On the host side (Thinkpad), I've got a manually configured network device with a line like this in /etc/network/interfaces:

iface eth2 inet manual

And on the BBB side, I've got this configured in /etc/network/interfaces:

iface usb0 inet static     address 192.168.7.2     netmask 255.255.255.0     network 192.168.7.0     gateway 192.168.7.1

This tells the BBB what its IP address is and where it should route traffic (via my Thinkpad at 192.168.7.1).

Now comes the fun part...getting things talking.  I wrote a couple little scripts to help with settting up the Thinkpad side of things.  The first script is bridge_network.sh, which helps to get IP/packet forwarding turned on:

$ sudo ./bridge_network.sh

After that completes, I run usbnet_gate.sh to set up iptables forwarding/NAT rules:

$ sudo ./usbnet_gate.sh

If the BBB is already powered/booted before you get NAT set up on the PC side, you'll probably need to bring the BBB device down and back up.  This is pretty straightforward, just executed thru the serial/screen terminal:

$ sudo ifdown usb0 $ sudo ifup usb0

On the host side, none of this persists past reboot.

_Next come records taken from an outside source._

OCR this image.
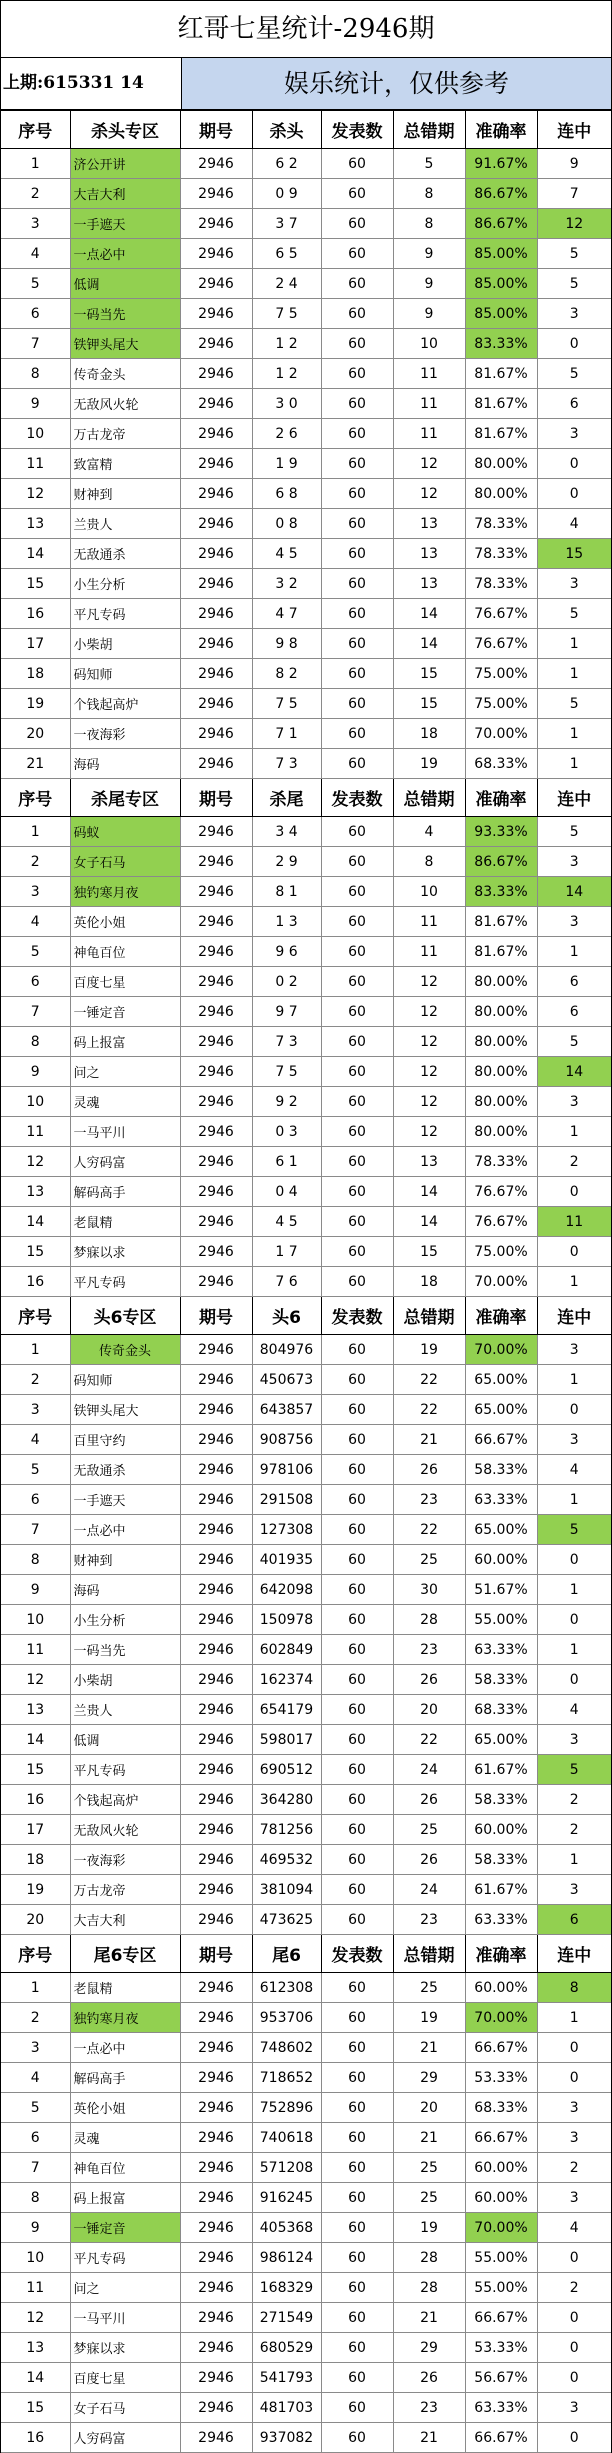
红哥七星统计-2946期
上期:615331 14	娱乐统计，仅供参考
序号	杀头专区	期号	杀头	发表数	总错期	准确率	连中
1	济公开讲	2946	6 2	60	5	91.67%	9
2	大吉大利	2946	0 9	60	8	86.67%	7
3	一手遮天	2946	3 7	60	8	86.67%	12
4	一点必中	2946	6 5	60	9	85.00%	5
5	低调	2946	2 4	60	9	85.00%	5
6	一码当先	2946	7 5	60	9	85.00%	3
7	铁钾头尾大	2946	1 2	60	10	83.33%	0
8	传奇金头	2946	1 2	60	11	81.67%	5
9	无敌风火轮	2946	3 0	60	11	81.67%	6
10	万古龙帝	2946	2 6	60	11	81.67%	3
11	致富精	2946	1 9	60	12	80.00%	0
12	财神到	2946	6 8	60	12	80.00%	0
13	兰贵人	2946	0 8	60	13	78.33%	4
14	无敌通杀	2946	4 5	60	13	78.33%	15
15	小生分析	2946	3 2	60	13	78.33%	3
16	平凡专码	2946	4 7	60	14	76.67%	5
17	小柴胡	2946	9 8	60	14	76.67%	1
18	码知师	2946	8 2	60	15	75.00%	1
19	个钱起高炉	2946	7 5	60	15	75.00%	5
20	一夜海彩	2946	7 1	60	18	70.00%	1
21	海码	2946	7 3	60	19	68.33%	1
序号	杀尾专区	期号	杀尾	发表数	总错期	准确率	连中
1	码蚁	2946	3 4	60	4	93.33%	5
2	女子石马	2946	2 9	60	8	86.67%	3
3	独钓寒月夜	2946	8 1	60	10	83.33%	14
4	英伦小姐	2946	1 3	60	11	81.67%	3
5	神龟百位	2946	9 6	60	11	81.67%	1
6	百度七星	2946	0 2	60	12	80.00%	6
7	一锤定音	2946	9 7	60	12	80.00%	6
8	码上报富	2946	7 3	60	12	80.00%	5
9	问之	2946	7 5	60	12	80.00%	14
10	灵魂	2946	9 2	60	12	80.00%	3
11	一马平川	2946	0 3	60	12	80.00%	1
12	人穷码富	2946	6 1	60	13	78.33%	2
13	解码高手	2946	0 4	60	14	76.67%	0
14	老鼠精	2946	4 5	60	14	76.67%	11
15	梦寐以求	2946	1 7	60	15	75.00%	0
16	平凡专码	2946	7 6	60	18	70.00%	1
序号	头6专区	期号	头6	发表数	总错期	准确率	连中
1	传奇金头	2946	804976	60	19	70.00%	3
2	码知师	2946	450673	60	22	65.00%	1
3	铁钾头尾大	2946	643857	60	22	65.00%	0
4	百里守约	2946	908756	60	21	66.67%	3
5	无敌通杀	2946	978106	60	26	58.33%	4
6	一手遮天	2946	291508	60	23	63.33%	1
7	一点必中	2946	127308	60	22	65.00%	5
8	财神到	2946	401935	60	25	60.00%	0
9	海码	2946	642098	60	30	51.67%	1
10	小生分析	2946	150978	60	28	55.00%	0
11	一码当先	2946	602849	60	23	63.33%	1
12	小柴胡	2946	162374	60	26	58.33%	0
13	兰贵人	2946	654179	60	20	68.33%	4
14	低调	2946	598017	60	22	65.00%	3
15	平凡专码	2946	690512	60	24	61.67%	5
16	个钱起高炉	2946	364280	60	26	58.33%	2
17	无敌风火轮	2946	781256	60	25	60.00%	2
18	一夜海彩	2946	469532	60	26	58.33%	1
19	万古龙帝	2946	381094	60	24	61.67%	3
20	大吉大利	2946	473625	60	23	63.33%	6
序号	尾6专区	期号	尾6	发表数	总错期	准确率	连中
1	老鼠精	2946	612308	60	25	60.00%	8
2	独钓寒月夜	2946	953706	60	19	70.00%	1
3	一点必中	2946	748602	60	21	66.67%	0
4	解码高手	2946	718652	60	29	53.33%	0
5	英伦小姐	2946	752896	60	20	68.33%	3
6	灵魂	2946	740618	60	21	66.67%	3
7	神龟百位	2946	571208	60	25	60.00%	2
8	码上报富	2946	916245	60	25	60.00%	3
9	一锤定音	2946	405368	60	19	70.00%	4
10	平凡专码	2946	986124	60	28	55.00%	0
11	问之	2946	168329	60	28	55.00%	2
12	一马平川	2946	271549	60	21	66.67%	0
13	梦寐以求	2946	680529	60	29	53.33%	0
14	百度七星	2946	541793	60	26	56.67%	0
15	女子石马	2946	481703	60	23	63.33%	3
16	人穷码富	2946	937082	60	21	66.67%	0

If you're using OSX (I never got this fully working, but others have):

Install the HoRNDIS USB tethering driver thing.  Refer to many online sources.

Wifi Networking

Just started scratching at this.  Some helpful information is over here.

USB Hotplug might be broken on 3.8.x?? BBB kernels.  There are workarounds, but don't fret if things don't work.  Reboot is fine.  Details are here.

I put this in my /etc/network/interfaces file:

auto wlan0 iface wlan0 inet dhcp         wireless-essid <myssid>         wpa-ssid <myssid>         wpa-psk <xxxmypasswordxxx>

and then issue $ sudo ifup wlan0 and it just worked.